[929] Ἀυτὸς δὲ τῷ Εὐφρὰτῃ ἐφορμᾷ, καὶ τῷ Τίγρητι. Themist. or. 11, p. 149.—S.-M.

[930] Thémistius se contente de dire, or. 11, p. 149, que c'était une portion considérable des Barbares voisins (de l'empire), οὐκ ὀλίγην μοῖραν τῶν προσοικούντων Βαρβάρων. Le même orateur parle encore d'une nation plus infidèle que les anciens Thessaliens, ἀπιστοτέρου ὄντος τῶν πάλαι Θεσσαλῶν, qui, toujours déchirée par des guerres intestines, ὥστε ἀλλήλοις ἔτι καὶ νῦν διαφέρονται, restait cependant fidèle aux Romains, Ῥωμαὶοις δὲ συμφέρονται, καὶ συμπνέουσι. Dans leurs rapports entre eux, ajoute-t-il, ils se laissent guider par leur caractère naturel, τῇ μὲν φύσει χρῶνται πρὸς ἑαυτοὺς, mais, dans leur conduite avec l'empereur, ils suivent la loi de la nécessité, τῇ δὲ ἀνάγκῃ πρὸς Βασιλέα. Tous ces détails s'appliquent si bien à l'Arménie, et ils donnent une idée si juste des troubles qui agitaient ce malheureux royaume, qu'on doit en conclure que Thémistius avait ce pays en vue dans cette partie de son discours.—S.-M.

[931] On apprend de la Chronique de Malala (part. 2, p. 30), que Valens entra, avec son armée, dans Antioche, le 10 novembre, 14e indiction, c'est-à-dire en l'an 371. C'était sans doute au retour de son expédition de Perse. Il faut qu'il y ait une légère erreur dans l'indication chronologique du chroniqueur syrien; car il est constant qu'au commencement de l'année suivante 372, Valens n'était pas encore arrivé à Antioche.

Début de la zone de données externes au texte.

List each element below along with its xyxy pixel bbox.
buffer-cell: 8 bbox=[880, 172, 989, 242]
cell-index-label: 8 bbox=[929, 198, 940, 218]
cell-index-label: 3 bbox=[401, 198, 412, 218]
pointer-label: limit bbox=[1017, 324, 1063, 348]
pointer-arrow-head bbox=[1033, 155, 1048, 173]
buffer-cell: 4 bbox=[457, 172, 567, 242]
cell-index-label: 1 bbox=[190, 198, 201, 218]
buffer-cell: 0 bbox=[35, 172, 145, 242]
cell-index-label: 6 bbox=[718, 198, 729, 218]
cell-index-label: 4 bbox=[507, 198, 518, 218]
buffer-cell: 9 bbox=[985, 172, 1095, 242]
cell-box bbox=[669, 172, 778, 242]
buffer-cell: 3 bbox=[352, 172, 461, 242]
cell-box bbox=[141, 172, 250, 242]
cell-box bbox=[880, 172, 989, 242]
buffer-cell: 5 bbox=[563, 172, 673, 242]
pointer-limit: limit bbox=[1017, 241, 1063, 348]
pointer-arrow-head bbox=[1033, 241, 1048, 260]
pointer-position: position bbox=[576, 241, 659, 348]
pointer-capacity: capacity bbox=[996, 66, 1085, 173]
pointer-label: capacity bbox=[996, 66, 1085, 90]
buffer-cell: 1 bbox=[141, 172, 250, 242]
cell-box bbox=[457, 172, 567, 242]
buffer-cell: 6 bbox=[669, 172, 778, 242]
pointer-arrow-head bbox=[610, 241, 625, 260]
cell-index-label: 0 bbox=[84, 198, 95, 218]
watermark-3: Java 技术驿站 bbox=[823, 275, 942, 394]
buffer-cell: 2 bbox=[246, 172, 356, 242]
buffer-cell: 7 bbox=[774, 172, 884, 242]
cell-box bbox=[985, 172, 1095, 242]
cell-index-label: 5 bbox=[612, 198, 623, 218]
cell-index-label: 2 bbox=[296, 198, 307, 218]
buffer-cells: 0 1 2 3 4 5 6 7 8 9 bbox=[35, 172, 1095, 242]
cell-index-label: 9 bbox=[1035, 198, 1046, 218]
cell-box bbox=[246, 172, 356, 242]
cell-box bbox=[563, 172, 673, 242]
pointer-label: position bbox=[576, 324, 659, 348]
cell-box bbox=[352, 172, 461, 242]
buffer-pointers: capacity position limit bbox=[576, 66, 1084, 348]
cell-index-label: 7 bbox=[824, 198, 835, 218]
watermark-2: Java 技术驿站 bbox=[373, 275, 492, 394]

Au lieu de la 14e, il faut sans doute lire la 15e indiction, et placer, par conséquent, au 10 novembre 372, le retour de Valens à Antioche. Le même auteur rapporte qu'il s'y arrêta pour traiter de la paix avec les Perses, ἕνεκεν τοῦ ποιῆσαι μετὰ Περσῶν τὰ πάκτα τῆς εἰρήνης. Ceci n'a rien d'étonnant; car Valens, pendant tout le temps de son séjour dans l'Orient, y fut aussi occupé de paix que de combats. Il est plus difficile de savoir ce qu'on doit penser d'un fait que rapporte ensuite le même historien. Selon lui, Valens fit une paix de sept ans avec les Perses, ἐποίησε τὰ πάκτα, ἐπὶ ἔτη ἑπτὰ, τῶν Περσῶν αἰτησάντων εἰρήνην, qui, ajoute-t-il, lui rendirent la moitié de Nisibe, καὶ παραχωρησάντων τὸ ἥμισυ τοῦ Νιτζίβιος. Il est probable qu'il s'agit plutôt ici du territoire, que de la place de Nisibe; mais du reste on ne trouve ailleurs aucun renseignement sur ce fait; il est donc impossible de déterminer jusqu'à quel point il est exact.—S.-M.

XXXVI.

[Le roi d'Arménie soumet tous les rebelles de ses états.]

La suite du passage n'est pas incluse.